Como Compañía estamos llamados a buscar una respuesta religiosa al destino de la Tierra Chicago / Ecología – “Vuestros ancianos soñarán sueños, vuestros jóvenes verán visiones” (Joel 3,1).
Soy jesuita desde hace más de 55 años y acabo de cumplir los 68. Con motivo de mi cumpleaños, me gustaría compartir con vosotros mi sueño sobre la Compañía en esta primera mitad del siglo XXI.
Mi sueño comienza con una historia de la edad media en Europa. Es una historia sobre tres tipos de hombre.
Había tres hombres que cargaban con piedras una construcción. Al primero le preguntaron qué hacía él, y replicó que estaba cargando piedras. El segundo, cuando le hicieron la misma pregunta, contestó que estaba trabajando para mantener a su familia. El tercero respondió que estaba construyendo una catedral.
En mi sueño yo me hago la misma pregunta. ¿Qué catedral vamos a construir los jesuitas en este sitio? Como el segundo hombre de la historia, muchos de nosotros estamos ocupados enseñando, ocupados en nuestro trabajo pastoral, con nuestros apostolados sociales o de Ejercicios, y así en muchas otras buenas tareas. Pero, en el fondo, ¿cuál es realmente nuestra Gran Tarea como Compañía este siglo? Mi sueño quiere responder a esta cuestión.
Veo nuestra gran tarea como el discernimiento sobre el “bien más universal” y nuestra atención puesta en el “bien mayor”. También lo veo como nuestro movimiento hacia “las fronteras… esos lugares geográficos y espirituales donde otros no llegan o encuentran difícil alcanzar”, que el P. General Adolfo Nicolás menciona en su reciente mensaje sobre el estado de la Compañía.
Mi sueño también contiene una lectura de los signos de los tiempos, esos movimientos profundos del mundo y en el espíritu de las personas al comienzo de siglo. Lo que destaca entre los signos es la creciente toma de conciencia de que diversidad de la vida en la Tierra está sufriendo cada vez más presión y se reduce. Los bosques disminuyen, los acuíferos se secan, el suelo se erosiona, las pesquerías se extinguen, los ríos se secan, los glaciares y capas de hielo se derriten, los arrecifes de corales se destruyen, los océanos se acidifican, la atmósfera se calienta, las especies animales y vegetales desaparecen cada vez más deprisa, y más crías de especies nacen enfermas.
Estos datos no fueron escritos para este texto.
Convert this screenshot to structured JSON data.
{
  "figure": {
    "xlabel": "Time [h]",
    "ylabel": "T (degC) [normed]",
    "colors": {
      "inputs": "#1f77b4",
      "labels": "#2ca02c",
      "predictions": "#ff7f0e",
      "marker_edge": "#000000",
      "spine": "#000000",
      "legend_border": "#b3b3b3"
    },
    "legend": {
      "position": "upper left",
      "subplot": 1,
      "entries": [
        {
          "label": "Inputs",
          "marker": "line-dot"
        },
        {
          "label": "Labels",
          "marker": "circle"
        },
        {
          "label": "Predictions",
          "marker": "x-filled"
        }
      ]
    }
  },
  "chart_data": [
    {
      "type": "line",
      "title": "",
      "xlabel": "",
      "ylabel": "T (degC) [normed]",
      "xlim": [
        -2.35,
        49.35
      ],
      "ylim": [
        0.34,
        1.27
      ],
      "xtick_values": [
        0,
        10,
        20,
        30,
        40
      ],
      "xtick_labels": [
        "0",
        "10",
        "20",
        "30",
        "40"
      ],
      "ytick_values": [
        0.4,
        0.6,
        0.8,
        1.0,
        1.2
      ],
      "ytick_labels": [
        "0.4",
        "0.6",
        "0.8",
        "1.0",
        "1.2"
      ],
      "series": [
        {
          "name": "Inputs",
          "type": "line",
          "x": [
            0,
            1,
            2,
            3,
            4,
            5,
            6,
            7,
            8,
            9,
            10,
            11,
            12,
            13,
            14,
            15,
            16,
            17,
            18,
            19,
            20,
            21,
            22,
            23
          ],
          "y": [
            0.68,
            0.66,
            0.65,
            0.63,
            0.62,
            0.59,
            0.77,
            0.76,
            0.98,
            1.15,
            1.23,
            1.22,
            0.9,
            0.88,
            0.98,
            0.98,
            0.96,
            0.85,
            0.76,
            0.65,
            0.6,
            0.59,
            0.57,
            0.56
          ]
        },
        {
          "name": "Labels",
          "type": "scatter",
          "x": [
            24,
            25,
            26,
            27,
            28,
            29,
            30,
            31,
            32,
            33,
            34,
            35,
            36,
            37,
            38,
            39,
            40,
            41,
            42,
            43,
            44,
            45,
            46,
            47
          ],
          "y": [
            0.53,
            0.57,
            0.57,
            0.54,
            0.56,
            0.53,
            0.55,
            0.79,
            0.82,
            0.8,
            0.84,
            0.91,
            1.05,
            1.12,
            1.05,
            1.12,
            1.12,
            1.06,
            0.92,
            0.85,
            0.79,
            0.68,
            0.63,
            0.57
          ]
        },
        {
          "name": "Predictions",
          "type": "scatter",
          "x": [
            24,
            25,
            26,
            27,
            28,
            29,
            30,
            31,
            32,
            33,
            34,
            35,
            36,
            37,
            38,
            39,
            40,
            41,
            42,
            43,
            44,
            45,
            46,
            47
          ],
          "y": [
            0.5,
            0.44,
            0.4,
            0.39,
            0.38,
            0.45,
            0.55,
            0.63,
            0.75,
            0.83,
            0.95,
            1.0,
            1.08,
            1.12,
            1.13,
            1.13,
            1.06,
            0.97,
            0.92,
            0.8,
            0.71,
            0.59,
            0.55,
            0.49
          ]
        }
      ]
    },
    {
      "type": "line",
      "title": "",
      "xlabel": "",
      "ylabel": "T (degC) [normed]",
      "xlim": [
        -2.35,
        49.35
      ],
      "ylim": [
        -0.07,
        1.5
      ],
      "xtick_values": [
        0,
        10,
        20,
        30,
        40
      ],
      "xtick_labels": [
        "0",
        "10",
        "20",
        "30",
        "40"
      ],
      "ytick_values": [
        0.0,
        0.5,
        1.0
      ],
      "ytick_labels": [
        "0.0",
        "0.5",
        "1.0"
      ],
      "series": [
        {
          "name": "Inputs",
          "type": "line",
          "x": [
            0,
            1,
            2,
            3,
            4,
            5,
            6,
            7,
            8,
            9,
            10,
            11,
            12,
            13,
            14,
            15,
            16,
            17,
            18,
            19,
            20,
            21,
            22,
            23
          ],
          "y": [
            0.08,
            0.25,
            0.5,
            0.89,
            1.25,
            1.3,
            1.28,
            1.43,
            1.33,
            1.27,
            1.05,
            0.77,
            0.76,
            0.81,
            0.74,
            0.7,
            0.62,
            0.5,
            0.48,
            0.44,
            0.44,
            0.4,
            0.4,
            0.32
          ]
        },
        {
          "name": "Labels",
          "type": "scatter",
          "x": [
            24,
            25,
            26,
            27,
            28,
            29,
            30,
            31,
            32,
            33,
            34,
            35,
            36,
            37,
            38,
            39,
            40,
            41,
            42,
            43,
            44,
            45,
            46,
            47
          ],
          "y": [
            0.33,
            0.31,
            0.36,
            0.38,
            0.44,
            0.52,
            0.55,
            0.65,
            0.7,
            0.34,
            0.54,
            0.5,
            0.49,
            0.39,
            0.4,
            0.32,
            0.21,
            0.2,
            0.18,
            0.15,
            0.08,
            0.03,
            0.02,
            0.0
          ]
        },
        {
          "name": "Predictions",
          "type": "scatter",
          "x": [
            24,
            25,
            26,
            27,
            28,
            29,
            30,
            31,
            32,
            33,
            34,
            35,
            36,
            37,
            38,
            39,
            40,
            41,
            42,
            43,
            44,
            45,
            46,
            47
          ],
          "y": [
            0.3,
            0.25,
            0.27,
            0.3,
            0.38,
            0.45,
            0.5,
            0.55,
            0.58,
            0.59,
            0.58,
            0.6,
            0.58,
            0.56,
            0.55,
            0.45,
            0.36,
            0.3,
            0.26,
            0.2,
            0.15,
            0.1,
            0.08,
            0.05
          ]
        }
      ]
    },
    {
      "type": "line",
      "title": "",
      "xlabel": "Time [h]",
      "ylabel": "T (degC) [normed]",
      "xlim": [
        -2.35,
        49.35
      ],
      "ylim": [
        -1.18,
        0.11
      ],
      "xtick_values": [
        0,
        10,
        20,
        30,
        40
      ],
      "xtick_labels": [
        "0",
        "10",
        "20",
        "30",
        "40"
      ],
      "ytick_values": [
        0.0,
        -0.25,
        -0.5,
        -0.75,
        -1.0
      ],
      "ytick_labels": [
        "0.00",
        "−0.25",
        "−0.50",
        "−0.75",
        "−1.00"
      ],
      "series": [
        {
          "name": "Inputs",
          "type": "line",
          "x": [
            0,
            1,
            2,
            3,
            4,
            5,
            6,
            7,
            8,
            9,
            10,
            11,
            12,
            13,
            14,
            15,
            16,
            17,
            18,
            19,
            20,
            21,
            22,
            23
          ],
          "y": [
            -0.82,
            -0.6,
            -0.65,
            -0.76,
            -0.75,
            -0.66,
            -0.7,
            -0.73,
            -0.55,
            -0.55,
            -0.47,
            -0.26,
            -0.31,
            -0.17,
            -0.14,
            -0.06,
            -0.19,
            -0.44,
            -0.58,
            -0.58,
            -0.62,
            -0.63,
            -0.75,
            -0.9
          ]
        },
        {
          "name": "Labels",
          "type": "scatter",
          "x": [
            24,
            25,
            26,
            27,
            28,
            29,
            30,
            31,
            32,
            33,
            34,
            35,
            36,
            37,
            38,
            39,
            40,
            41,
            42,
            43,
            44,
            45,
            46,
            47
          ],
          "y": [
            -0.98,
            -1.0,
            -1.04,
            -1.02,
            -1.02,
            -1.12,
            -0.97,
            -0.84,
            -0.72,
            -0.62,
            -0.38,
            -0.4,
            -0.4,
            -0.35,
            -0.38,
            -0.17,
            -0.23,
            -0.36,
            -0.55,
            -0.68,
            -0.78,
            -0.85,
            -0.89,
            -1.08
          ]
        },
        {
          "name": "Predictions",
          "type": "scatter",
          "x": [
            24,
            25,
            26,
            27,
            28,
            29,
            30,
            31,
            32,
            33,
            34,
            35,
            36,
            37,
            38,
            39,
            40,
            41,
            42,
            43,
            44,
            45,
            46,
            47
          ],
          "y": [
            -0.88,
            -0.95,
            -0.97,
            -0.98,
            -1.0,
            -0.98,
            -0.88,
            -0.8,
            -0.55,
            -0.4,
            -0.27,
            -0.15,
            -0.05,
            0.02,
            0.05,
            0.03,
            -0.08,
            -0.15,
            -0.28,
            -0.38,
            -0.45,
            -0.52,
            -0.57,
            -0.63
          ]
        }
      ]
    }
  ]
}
En todo esto, y mucho más, estamos llegando a los límites de lo que la vida en la Tierra puede resistir… nos aproximamos al fin.
Estamos confrontados con la más dura realidad de nuestro tiempo, concretamente, el destino de la Tierra, incluido el de comunidad humana.
Somos la primera generación de seres humanos consciente de que es posible ese fin. Ningún ser humano pudo imaginarse algo así anteriormente. Los grandes maestros del pasado no hablaron al respecto. No hay mención de ello en nuestros textos sagrados o en las tradiciones. Nuestro pasado evolutivo no nos ha preparado para afrontarlo.
En mi sueño temo que más adelante en este siglo los hijos y los nietos se encontrarán viviendo en una comunidad de vida con la Tierra que tendrá un complicado futuro, un futuro en el cual será cada vez más difícil vivir con esperanza, encontrar sentido y disfrutar de la belleza.
Lo que le está sucediendo a la Tierra pertenece a un orden de magnitud más allá de cualquier otro al que nosotros los jesuitas hayamos puesto nuestras energías apostólicas en el pasado. Es de una magnitud mayor que cualquier asunto de justicia social de nuestros días. De hecho, tiene un carácter fundamental en el sentido de que nadie tendrá éxito si no es en el contexto más amplio de lo que le suceda a la misma Tierra.
Estamos confrontados con la más dura realidad de nuestro tiempo, concretamente, el destino de la Tierra, incluido el de comunidad humana. Como Compañía de hombres religiosos creo que estamos llamados a buscar una respuesta religiosa al destino de la Tierra. Me parece que es el mayor reto que han tenido que asumir los jesuitas. Tiene dimensiones espirituales. Requerirá que vayamos más allá de cualquier parálisis y negacionismo para que nos movamos hacia el futuro con esperanza, valentía y decisión.
En mi sueño, este futuro comienza uniendo nuestro amor apasionado por la humanidad con un amor igualmente apasionado por la Tierra y toda su diversidad de vida. Este amor nos llevará a trabajar con otros para desarrollar una relación beneficiosa entre la Tierra y su comunidad humana.
Queridos amigos en Cristo y compañeros de camino, os agradezco haber leído mi sueño. Al hacerlo ¡habéis participado en mi celebración de cumpleaños!